お客さまが個別にさまざまなベンダーのソリューションを選択して組み合わせるのも1つの方法ですが、当社で対応可能な範囲はぜひ一括してカバーさせてもらいたいと考えています。また、今後も対応できる範囲をさらに広げていきたいと考えています。これは先ほど申し上げた、これからもHENNGE One Proを選択し続けていただけるようにしたいという点に通じます。
質疑応答:契約ユーザ規模別の状況と注力領域について

司会者:「ARRベースの契約ユーザ規模別分布において、今、この3つの区分で成長性が高いのはどこですか? また、注力したい顧客規模の領域はどこですか?」というご質問です。
小林:当社のメインターゲットは、企業規模でだいたい300名から5,000名程度の企業を想定しています。

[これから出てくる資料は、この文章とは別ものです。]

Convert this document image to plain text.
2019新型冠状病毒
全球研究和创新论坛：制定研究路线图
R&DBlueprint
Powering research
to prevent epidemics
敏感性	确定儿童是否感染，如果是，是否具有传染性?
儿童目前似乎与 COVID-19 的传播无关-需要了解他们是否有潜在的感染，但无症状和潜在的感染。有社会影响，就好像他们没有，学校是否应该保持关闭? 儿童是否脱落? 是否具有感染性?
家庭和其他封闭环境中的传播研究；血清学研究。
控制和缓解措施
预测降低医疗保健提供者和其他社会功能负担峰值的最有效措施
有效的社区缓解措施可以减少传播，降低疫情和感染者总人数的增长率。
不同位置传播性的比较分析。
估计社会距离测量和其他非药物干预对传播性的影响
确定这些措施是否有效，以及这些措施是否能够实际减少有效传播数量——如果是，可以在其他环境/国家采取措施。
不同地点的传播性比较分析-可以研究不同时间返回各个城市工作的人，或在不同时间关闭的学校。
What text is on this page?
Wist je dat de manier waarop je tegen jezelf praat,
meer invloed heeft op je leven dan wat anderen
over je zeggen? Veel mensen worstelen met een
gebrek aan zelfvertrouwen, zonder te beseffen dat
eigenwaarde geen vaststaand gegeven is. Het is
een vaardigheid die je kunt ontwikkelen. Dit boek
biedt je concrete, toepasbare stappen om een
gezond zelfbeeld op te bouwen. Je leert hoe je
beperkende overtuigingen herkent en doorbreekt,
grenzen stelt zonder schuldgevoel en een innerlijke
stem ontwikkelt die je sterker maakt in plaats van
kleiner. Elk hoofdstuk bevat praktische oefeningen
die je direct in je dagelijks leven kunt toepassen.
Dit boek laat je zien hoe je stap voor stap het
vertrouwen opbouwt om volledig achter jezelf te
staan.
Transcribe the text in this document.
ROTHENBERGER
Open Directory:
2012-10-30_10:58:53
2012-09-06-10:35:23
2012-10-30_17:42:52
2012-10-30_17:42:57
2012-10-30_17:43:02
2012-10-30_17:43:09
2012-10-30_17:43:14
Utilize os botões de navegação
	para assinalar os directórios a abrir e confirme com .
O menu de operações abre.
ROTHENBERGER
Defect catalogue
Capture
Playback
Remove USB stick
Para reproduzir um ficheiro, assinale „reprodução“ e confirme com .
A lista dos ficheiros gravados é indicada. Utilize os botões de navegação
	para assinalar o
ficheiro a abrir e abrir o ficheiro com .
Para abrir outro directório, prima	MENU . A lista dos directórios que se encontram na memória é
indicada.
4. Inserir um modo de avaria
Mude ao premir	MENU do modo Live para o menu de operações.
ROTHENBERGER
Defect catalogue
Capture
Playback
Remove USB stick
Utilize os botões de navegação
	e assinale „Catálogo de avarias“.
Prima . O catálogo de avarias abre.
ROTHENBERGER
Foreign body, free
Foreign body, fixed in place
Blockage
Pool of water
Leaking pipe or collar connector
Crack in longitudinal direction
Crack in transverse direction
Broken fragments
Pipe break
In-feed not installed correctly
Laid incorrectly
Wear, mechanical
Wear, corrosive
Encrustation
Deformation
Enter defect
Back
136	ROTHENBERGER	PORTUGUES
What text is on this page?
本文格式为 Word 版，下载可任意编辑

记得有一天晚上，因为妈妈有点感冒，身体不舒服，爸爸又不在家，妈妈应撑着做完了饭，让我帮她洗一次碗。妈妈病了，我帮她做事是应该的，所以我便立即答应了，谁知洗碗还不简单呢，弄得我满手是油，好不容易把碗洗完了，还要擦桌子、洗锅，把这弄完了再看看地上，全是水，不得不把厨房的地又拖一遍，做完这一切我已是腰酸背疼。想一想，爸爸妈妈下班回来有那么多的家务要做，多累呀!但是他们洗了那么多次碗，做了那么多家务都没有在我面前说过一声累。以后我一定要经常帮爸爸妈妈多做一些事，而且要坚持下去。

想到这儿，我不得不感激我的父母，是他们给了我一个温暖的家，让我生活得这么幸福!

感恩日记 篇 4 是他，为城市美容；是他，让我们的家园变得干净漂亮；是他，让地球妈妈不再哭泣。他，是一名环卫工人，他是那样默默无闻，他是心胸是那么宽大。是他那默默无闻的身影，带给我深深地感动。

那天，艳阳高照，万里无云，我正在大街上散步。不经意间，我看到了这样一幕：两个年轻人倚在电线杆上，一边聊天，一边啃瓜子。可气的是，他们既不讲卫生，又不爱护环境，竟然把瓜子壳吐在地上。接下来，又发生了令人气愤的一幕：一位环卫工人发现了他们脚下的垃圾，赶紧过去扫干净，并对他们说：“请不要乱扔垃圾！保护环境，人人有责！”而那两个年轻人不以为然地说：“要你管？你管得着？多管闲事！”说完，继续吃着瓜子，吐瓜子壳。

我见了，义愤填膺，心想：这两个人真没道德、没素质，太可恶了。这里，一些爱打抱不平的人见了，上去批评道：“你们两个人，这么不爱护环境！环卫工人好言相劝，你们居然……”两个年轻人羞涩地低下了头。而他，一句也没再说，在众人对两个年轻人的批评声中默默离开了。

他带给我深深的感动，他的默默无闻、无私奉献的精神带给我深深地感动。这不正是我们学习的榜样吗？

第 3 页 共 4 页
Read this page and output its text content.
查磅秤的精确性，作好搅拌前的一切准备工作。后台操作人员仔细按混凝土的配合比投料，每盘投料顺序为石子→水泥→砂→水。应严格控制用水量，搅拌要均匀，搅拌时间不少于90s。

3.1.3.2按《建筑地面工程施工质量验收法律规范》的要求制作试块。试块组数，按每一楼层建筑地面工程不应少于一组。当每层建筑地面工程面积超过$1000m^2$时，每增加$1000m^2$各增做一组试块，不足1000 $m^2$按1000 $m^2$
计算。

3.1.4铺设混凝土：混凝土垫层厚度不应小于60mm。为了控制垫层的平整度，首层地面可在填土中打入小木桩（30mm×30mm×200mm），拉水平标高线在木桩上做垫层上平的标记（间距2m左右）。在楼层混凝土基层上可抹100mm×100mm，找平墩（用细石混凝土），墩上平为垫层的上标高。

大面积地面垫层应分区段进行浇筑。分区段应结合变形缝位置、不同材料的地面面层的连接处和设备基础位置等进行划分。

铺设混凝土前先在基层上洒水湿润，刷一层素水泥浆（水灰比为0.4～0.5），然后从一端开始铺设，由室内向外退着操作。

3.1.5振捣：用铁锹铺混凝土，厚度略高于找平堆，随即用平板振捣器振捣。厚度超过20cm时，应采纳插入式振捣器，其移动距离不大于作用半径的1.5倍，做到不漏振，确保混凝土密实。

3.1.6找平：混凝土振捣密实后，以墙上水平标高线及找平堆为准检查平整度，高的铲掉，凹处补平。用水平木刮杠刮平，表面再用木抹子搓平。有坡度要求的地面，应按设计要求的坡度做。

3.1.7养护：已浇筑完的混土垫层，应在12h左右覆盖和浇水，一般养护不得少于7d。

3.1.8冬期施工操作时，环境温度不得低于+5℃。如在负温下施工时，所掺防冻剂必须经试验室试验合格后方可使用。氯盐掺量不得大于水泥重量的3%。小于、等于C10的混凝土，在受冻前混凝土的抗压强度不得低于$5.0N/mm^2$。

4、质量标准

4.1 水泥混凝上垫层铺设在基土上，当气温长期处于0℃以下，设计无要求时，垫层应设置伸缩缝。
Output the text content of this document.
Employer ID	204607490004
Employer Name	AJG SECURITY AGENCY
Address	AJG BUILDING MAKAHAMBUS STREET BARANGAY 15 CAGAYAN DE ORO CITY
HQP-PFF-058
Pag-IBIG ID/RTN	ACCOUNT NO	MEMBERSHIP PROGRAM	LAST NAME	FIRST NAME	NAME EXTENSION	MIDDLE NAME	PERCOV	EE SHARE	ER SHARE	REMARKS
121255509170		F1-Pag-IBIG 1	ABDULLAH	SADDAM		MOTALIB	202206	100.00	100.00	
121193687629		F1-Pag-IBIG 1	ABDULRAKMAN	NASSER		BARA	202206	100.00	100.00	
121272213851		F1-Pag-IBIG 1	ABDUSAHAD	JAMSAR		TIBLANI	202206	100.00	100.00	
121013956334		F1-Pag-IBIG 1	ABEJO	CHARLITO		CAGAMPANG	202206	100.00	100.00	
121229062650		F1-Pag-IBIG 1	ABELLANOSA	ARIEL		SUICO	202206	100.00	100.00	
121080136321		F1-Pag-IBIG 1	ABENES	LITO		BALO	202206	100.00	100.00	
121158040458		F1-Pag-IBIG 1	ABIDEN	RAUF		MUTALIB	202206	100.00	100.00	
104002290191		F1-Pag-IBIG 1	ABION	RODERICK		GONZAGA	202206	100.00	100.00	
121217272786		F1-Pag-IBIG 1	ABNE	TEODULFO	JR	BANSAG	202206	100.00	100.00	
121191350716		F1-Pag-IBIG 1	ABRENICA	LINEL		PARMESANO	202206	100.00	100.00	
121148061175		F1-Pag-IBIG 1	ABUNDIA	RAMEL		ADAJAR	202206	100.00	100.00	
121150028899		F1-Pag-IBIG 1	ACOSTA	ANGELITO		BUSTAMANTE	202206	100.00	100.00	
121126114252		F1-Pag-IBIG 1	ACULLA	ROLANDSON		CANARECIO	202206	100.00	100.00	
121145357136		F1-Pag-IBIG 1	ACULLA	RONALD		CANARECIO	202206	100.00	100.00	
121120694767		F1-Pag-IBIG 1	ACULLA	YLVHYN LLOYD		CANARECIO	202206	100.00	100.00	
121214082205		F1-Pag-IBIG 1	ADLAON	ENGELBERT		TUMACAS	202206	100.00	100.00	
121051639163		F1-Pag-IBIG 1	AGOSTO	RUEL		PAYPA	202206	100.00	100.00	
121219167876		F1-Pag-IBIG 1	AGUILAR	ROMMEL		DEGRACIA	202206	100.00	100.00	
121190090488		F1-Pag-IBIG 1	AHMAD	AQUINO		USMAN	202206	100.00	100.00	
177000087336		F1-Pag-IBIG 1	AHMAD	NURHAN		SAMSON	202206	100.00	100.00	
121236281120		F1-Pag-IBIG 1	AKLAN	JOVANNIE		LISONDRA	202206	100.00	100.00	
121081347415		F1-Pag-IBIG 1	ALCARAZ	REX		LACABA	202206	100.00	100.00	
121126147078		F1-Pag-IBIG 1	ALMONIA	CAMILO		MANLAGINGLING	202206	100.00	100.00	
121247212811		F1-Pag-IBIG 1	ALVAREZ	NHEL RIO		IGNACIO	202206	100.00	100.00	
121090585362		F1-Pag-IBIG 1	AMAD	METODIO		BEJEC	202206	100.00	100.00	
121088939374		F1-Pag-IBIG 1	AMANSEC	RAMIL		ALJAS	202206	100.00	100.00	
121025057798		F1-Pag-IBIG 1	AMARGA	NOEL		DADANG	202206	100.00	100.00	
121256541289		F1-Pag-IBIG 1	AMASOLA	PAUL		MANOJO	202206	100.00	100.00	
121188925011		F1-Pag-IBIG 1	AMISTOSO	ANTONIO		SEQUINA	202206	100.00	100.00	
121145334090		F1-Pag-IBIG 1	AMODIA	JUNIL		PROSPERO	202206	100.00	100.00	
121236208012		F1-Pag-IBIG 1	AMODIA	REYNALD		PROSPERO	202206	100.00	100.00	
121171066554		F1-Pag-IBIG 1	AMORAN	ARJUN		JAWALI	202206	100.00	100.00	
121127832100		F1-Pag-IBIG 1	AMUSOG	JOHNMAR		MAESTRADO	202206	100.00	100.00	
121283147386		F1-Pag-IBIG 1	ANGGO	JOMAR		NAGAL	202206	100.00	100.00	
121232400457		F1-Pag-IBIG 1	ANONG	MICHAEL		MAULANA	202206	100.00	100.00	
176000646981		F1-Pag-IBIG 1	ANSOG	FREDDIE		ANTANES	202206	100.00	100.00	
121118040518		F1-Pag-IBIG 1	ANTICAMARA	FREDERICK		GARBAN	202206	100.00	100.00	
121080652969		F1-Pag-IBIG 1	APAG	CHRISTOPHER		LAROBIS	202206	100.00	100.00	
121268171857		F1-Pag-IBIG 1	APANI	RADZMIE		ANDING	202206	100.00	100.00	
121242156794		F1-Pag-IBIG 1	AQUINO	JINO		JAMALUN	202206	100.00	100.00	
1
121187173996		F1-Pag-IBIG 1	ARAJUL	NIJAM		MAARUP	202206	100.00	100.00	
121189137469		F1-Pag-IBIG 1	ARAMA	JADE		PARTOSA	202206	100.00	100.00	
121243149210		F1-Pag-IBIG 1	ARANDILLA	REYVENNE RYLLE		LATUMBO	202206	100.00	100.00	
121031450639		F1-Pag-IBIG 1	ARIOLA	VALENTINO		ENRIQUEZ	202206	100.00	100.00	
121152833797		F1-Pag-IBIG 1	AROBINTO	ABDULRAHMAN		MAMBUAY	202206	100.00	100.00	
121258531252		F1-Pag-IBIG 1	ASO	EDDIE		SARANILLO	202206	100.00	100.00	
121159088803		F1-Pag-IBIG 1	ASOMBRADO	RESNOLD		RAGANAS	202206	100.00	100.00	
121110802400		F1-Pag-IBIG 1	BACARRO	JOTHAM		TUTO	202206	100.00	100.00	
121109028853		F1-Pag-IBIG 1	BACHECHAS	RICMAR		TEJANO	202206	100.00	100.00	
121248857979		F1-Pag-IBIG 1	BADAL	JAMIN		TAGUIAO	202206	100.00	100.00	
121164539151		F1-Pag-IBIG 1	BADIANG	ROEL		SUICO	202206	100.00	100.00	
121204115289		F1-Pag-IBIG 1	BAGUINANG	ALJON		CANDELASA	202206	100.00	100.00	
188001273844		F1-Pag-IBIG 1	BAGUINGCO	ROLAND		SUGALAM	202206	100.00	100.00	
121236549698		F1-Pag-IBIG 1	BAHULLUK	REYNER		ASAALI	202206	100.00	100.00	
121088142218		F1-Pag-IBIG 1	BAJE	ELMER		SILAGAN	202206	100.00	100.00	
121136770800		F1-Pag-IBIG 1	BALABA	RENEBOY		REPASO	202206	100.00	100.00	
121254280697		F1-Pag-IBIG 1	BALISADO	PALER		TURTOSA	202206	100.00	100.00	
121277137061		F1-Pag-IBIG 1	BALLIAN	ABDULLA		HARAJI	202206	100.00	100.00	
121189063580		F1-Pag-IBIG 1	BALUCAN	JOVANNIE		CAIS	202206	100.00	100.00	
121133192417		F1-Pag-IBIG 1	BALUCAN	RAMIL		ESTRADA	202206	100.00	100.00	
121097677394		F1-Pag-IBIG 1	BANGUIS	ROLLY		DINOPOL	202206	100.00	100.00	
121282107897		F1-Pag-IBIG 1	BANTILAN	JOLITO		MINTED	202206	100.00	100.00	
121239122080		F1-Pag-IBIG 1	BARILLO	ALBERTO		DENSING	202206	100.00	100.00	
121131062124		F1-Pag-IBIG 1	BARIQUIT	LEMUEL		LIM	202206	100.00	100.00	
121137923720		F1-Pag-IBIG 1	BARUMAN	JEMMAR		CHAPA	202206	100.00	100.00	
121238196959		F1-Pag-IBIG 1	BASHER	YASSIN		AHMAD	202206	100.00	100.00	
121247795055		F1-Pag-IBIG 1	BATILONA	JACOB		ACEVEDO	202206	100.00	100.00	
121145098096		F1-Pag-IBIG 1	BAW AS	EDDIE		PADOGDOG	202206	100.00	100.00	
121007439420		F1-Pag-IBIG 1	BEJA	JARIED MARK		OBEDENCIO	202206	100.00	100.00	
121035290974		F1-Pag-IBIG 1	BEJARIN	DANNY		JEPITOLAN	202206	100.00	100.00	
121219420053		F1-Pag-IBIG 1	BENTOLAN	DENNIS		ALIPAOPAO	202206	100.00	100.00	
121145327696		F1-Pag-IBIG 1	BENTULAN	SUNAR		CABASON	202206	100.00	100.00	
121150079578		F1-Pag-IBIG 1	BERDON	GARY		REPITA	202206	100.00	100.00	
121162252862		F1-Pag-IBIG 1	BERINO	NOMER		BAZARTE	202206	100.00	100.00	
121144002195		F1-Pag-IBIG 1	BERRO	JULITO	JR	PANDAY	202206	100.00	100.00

この点は従来から変わっていません。直近では、その中でも中小規模寄りの企業が当社のお客さまとなってくださる傾向があります。したがって、当社のターゲットの中でも少し小さめ寄りの企業規模の成長率が高くなっています。
注力対象も、引き続き300名から5,000名規模の企業で変わりはありませんが、より大きなエンタープライズ層にも導入いただけるプロダクトだと考えているため、その領域も視野に入れて、しっかりと活動を進めていきたいと考えています。
小椋氏からのご挨拶
小椋:2025年9月期は、私どもが4年前から掲げていたARR100億円という目標を達成することができました。これも、今までみなさまに見守っていただいたおかげです。本当にありがとうございます。
この4年間で、私どもは本当に多くのことを学び、自信をつけることができました。もう1度これと同じサイクルを改善しながら回していこう、というのが今回の決算説明の中で一番お伝えしたいメッセージです。
次の4年間で、さらに改善した付加価値創出サイクルを回し、その後もさらにそのサイクルを進化させ、加速させていきたい。できることなら永続的に、あと100年くらいこのサイクルを回し続けたいとも考えています。引き続き応援していただけると幸いです。